L’Europa può ancora essere una potenza normativa. Certo, prima si ragionava come se i paesi democratici facessero squadra e ora vediamo che il più potente tra loro non gioca più con gli altri, ma questo può persino comportare nuove opportunità. Per esempio, la Danimarca si sta domandando se sia ancora sicuro affidare i suoi dati ai cloud Usa con le minacce in corso sulla Groenlandia: sanzioni o ricatti, un black out dei dati, sono ipotesi da contemplare. Vuol dire che serve una alternativa europea per i servizi chiave cruciali: paradossalmente, è ancor più importante di prima avere regole efficaci.

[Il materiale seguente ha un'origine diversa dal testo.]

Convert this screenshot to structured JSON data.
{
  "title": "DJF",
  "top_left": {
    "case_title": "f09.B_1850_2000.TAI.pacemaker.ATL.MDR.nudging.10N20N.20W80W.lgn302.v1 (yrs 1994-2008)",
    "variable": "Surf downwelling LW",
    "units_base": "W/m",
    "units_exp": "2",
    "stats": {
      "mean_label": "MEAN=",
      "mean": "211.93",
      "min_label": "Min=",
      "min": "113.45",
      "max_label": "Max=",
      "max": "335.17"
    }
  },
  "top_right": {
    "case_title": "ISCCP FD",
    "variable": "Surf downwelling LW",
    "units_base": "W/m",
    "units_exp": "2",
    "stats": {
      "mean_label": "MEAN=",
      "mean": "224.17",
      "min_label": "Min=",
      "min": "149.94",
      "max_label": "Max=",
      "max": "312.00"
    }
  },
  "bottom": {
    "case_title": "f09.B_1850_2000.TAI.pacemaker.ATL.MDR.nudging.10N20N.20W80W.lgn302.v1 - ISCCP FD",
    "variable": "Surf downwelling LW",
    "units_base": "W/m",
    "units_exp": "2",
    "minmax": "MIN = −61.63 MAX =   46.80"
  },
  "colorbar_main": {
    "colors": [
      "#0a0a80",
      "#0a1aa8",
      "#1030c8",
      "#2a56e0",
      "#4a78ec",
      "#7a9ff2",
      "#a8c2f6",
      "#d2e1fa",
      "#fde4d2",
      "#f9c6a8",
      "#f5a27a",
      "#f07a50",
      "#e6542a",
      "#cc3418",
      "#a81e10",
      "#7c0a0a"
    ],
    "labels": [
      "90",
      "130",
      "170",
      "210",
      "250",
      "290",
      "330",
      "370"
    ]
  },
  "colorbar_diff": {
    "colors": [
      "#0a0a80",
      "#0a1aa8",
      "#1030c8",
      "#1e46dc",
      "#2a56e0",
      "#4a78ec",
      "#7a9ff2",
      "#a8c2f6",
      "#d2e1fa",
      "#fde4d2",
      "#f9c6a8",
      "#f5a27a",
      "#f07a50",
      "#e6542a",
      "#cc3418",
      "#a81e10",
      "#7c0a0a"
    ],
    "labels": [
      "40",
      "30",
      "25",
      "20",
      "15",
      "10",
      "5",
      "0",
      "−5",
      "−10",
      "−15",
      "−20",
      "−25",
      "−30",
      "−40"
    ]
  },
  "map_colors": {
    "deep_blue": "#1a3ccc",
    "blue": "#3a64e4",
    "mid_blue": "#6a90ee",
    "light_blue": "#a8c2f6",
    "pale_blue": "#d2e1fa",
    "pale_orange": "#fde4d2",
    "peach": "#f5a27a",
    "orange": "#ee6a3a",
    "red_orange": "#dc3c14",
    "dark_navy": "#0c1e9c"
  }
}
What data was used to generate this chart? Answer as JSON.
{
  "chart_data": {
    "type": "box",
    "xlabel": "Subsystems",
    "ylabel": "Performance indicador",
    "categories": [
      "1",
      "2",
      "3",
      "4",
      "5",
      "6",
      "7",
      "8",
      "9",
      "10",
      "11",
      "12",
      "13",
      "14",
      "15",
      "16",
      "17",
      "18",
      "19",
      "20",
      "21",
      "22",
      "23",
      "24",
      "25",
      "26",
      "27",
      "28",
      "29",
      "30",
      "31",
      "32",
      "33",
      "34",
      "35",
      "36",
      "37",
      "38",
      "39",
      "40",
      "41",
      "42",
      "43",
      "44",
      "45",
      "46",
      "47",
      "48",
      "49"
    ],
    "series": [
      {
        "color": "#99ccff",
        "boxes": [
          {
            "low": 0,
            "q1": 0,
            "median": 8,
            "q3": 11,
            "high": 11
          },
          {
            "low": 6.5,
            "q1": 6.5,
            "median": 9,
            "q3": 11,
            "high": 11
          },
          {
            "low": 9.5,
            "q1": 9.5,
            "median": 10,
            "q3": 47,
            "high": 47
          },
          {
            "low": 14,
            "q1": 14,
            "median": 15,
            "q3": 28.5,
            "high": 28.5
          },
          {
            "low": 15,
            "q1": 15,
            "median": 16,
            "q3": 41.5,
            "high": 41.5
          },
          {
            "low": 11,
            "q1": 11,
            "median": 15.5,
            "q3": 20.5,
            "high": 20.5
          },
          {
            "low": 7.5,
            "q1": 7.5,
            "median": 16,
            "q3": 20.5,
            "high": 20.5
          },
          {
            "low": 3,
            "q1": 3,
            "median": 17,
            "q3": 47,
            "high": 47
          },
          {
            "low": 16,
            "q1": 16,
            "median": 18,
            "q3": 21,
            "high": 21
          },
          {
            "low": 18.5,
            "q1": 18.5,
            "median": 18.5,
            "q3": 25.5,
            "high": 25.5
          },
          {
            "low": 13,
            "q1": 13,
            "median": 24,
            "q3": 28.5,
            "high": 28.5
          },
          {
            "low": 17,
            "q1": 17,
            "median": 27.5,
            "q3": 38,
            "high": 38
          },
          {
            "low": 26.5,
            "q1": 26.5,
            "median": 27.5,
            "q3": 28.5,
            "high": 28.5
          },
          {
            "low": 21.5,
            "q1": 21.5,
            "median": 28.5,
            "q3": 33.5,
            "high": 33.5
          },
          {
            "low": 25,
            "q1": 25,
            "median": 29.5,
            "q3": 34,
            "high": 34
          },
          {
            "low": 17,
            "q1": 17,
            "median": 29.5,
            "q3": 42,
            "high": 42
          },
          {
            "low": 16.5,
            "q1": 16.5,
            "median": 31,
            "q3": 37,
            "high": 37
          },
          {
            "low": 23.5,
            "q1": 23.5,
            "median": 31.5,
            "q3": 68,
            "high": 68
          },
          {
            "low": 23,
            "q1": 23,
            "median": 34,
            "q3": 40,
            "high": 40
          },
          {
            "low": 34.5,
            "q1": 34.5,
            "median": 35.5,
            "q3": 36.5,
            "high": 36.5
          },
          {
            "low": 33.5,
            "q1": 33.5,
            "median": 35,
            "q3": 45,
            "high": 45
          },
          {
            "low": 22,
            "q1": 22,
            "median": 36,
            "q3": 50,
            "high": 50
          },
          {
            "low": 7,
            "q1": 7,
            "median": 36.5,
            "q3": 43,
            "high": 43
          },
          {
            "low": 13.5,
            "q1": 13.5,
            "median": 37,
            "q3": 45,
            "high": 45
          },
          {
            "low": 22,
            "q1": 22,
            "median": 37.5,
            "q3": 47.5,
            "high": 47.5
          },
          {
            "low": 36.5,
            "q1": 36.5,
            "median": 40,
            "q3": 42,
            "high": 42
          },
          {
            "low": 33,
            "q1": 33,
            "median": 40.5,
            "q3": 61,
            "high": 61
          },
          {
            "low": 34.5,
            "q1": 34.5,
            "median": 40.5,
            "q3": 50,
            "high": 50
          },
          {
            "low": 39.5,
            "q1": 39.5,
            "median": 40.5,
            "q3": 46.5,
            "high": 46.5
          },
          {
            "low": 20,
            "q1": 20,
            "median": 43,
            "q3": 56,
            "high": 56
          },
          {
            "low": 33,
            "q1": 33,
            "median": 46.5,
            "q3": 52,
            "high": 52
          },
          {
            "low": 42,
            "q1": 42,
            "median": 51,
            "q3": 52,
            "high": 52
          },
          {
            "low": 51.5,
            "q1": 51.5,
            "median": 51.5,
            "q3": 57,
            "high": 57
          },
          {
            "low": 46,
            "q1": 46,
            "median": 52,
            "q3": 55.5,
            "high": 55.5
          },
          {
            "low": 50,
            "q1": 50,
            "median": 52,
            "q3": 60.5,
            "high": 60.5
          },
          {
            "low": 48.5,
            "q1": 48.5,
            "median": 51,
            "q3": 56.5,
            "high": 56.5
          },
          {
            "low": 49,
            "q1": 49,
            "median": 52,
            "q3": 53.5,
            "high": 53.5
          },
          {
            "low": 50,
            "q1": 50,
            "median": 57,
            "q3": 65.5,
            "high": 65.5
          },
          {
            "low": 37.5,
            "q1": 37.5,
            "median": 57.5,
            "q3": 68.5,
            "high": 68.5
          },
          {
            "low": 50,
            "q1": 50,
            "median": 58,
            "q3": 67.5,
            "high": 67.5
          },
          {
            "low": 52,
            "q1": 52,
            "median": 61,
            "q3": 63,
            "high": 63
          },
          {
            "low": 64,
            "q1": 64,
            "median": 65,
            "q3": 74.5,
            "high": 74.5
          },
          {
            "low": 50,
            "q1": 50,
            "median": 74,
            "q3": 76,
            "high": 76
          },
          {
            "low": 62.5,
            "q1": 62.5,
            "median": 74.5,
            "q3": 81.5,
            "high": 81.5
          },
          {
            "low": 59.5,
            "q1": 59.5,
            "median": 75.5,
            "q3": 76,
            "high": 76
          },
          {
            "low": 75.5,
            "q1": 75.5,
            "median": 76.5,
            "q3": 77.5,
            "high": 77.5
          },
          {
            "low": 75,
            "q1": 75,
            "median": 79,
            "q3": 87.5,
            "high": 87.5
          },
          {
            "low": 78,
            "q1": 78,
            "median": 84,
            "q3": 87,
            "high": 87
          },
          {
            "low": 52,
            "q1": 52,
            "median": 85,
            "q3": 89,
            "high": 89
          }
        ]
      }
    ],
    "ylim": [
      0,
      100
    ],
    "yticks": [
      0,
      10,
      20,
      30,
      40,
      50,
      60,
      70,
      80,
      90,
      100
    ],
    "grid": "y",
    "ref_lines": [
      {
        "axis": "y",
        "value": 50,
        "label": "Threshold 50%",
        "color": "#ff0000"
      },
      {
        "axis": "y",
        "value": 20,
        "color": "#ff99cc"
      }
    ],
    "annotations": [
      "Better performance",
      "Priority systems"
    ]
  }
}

Un rilancio delle regole Ue?

Innanzitutto, bisognerebbe pensare le regole come i filosofi – cioè con una visione strategica – e scriverle come i contadini: chiare, immediate, concrete: rendere semplice la complessità è un’arte. A volte le regole dell’Ue sono vittime di una farraginosa procedura di compromesso politico, per cui ciascuno può rivendicare qualcosa ma l’insieme non è abbastanza efficace. Inoltre non basta avere buone regole, bisogna avere strutture che le applichino. Un diritto non è tale se non è esigibile. Servirebbe una grande riconfigurazione, un rilancio, sì.

L’ipotesi di tassare i servizi digitali Usa in reazione ai dazi di Trump si ripercuoterebbe contro i consumatori europei o è sensata?

Se posto in termini assoluti, il dilemma è difficile da sciogliere: anche quando si tratta del trasferimento dei dati, non è plausibile pensare di interromperli da un giorno all’altro. Ma se dobbiamo imporre controdazi sui servizi, un’opzione è quella di concepirli come graduali (l’un per cento il primo mese, il due il secondo e così via). Se davvero ci "disintegriamo”, ci scindiamo (e non è un’ipotesi che promuovo), serve comunque un piano alternativo, e la gradualità consente di metterlo in campo. Per esempio, chi ha già dei data center in Ue potrebbe puntare su centri di elaborazione dati pienamente europei. Bisogna pensare oggi l’exit plan che si compirà nel giro di qualche anno. Purtroppo la Commissione pare immobile.

Non ha un pensiero strategico?

Esatto. Finora la Commissione Ue ha usato la strategia del bambino quando ha paura dei fantasmi: si copre gli occhi fingendo che il problema non esista.

Una settimana fa, Bruxelles ha assegnato multe (basse e tardive) a Meta e Apple in ottemperanza alle regole sul digitale. Né von der Leyen né le commissarie hanno voluto metterci la faccia: si fanno paralizzare da Trump?

Da una prospettiva più politica, posso arrivare a contemplare che si sia guardato il quadro generale, la guerra economica in corso, con l’idea di non alimentarla e che possa essere il più saggio a incassare. Questa resta comunque una prospettiva a dir poco scivolosa.